Connecticut courts have never had to decide whether a member of the public, who is testifying at a legislative hearing, can defame another person without consequences. But a judge may soon get a chance to clarify the issue.

Last month a Hartford Superior Court judge refused to throw out a defamation lawsuit filed by a South Windsor company against the Bushnell Center for the Performing Arts and its president, David Fay, for statements Fay made during a 2011 public hearing.

Judge Trial Referee Jerry Wagner said in a March 12 decision that he couldn’t decide the case because there was an issue as to when Fay had made defamatory statements against TicketNetwork. Was it during the General Law Committee’s public hearing or on the phone with a Journal Inquirer reporter?

Wagner’s decision to allow the case to move forward to trial boiled down to whether Fay’s statements to the Journal Inquirer — which published articles on the legislation and the public hearing — were from an interview with a reporter, or paraphrased from the transcript of the public hearing available on the legislature’s website.
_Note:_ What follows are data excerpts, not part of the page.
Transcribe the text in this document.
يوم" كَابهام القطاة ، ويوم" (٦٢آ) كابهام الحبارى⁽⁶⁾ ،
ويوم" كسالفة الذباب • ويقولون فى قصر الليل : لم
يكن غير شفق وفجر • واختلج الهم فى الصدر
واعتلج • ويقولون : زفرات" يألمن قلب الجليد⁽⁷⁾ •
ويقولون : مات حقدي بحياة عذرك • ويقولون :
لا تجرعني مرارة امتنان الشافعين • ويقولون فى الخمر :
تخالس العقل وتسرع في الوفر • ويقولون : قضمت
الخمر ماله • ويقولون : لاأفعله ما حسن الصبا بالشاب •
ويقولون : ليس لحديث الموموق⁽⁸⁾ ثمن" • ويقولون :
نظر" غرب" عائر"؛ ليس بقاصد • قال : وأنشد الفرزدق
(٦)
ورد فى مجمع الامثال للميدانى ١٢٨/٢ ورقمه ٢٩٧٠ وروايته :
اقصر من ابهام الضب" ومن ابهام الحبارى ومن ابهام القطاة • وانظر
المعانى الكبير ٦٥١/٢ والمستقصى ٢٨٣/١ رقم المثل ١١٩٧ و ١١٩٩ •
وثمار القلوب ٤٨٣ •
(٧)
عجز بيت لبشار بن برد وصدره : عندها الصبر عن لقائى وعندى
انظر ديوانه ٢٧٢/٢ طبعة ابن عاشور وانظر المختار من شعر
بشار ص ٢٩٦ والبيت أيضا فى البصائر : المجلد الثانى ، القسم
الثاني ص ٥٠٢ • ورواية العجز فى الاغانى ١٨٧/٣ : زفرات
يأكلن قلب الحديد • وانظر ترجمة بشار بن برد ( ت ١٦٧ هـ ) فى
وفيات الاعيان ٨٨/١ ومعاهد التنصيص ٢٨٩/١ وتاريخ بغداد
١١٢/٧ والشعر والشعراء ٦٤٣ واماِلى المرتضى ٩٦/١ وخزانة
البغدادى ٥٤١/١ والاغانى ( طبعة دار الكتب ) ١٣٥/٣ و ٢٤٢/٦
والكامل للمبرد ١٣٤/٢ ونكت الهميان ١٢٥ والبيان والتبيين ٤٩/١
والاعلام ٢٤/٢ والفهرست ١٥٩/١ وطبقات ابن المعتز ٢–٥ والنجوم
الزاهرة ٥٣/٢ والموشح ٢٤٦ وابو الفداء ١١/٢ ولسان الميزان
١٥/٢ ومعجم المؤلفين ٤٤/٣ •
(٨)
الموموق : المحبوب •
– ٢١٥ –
“Addressing whether a privilege would protect statements made to a legislative body, the appellate courts of this state have stated that an absolute privilege protects statements made in legislative proceedings; but have never fully addressed whether or under what conditions that privilege attaches to the statements made by witnesses before legislative bodies,” Wagner wrote in his March 12 decision.

“In the only Connecticut case where the issue was before the court, the Appellate Court noted that the privilege protected state and federal legislators but did not address whether the privilege extended beyond these categories,” Wagner wrote.

Fay and the Bushnell made a motion for summary judgment in August, arguing that he had “absolute immunity for the statements made during the legislative proceedings before the committee.”

TicketNetwork alleged that Fay made comments that were not true in opposing 2011 legislation regarding the fair sale of tickets to entertainment events. TicketNetwork is seeking to hold Fay liable for those statements. Fay testified that TicketNetwork used software to buy tickets and put a “hold” on them to sell them at a profit. TicketNetwork is a ticket exchange and provides an online marketplace for ticket brokers and secondary sellers, but doesn’t actually handle tickets, according to court documents.

In testimony before the General Law Committee back in 2011, “Mr. Fay stated that TicketNetwork used computer systems with ‘thousands of virtual buyers’ to place tickets on ‘hold’ temporarily unavailable for purchase by the public, while deciding what tickets to purchase,” according to court documents. “However, when asked at his deposition whether he knew if TicketNetwork bought tickets or used computer systems to place tickets on hold, Mr. Fay testified that he lacked sufficient information to know if those statements were true or false.”

Fay did not respond to repeated phone calls for comment over the past week.

Despite the details in the underlying complaint, TicketNetwork CEO Don Vaccaro said “this has become a mission to make sure folks will tell the truth at public hearings.”

But Sen. Paul Doyle, D-Wethersfield, isn’t sure that such a standard is good idea. Without commenting on the case at all, Doyle said there shouldn’t be any barriers for the public to come testify at public hearings.

“We don’t want to censor what people are saying,” Doyle said. “We want to hear all opinions.”

But Vaccaro said he thinks it would be better for democracy to guarantee that the public is telling the truth.

“I think in the long run the state will be better off if folks at public hearings have to tell the truth,” Vaccaro said. “Public hearings are not the same as years ago. Everything is instant and online. You can’t defend someone or a company without it going viral or harming their reputation.”

A trial is on track to begin sometime this summer. A pre-trial conference is scheduled for today.

The 2011 bill which would change how ticket companies operate was abandoned by the legislature’s General Law Committee after the lawsuit was filed.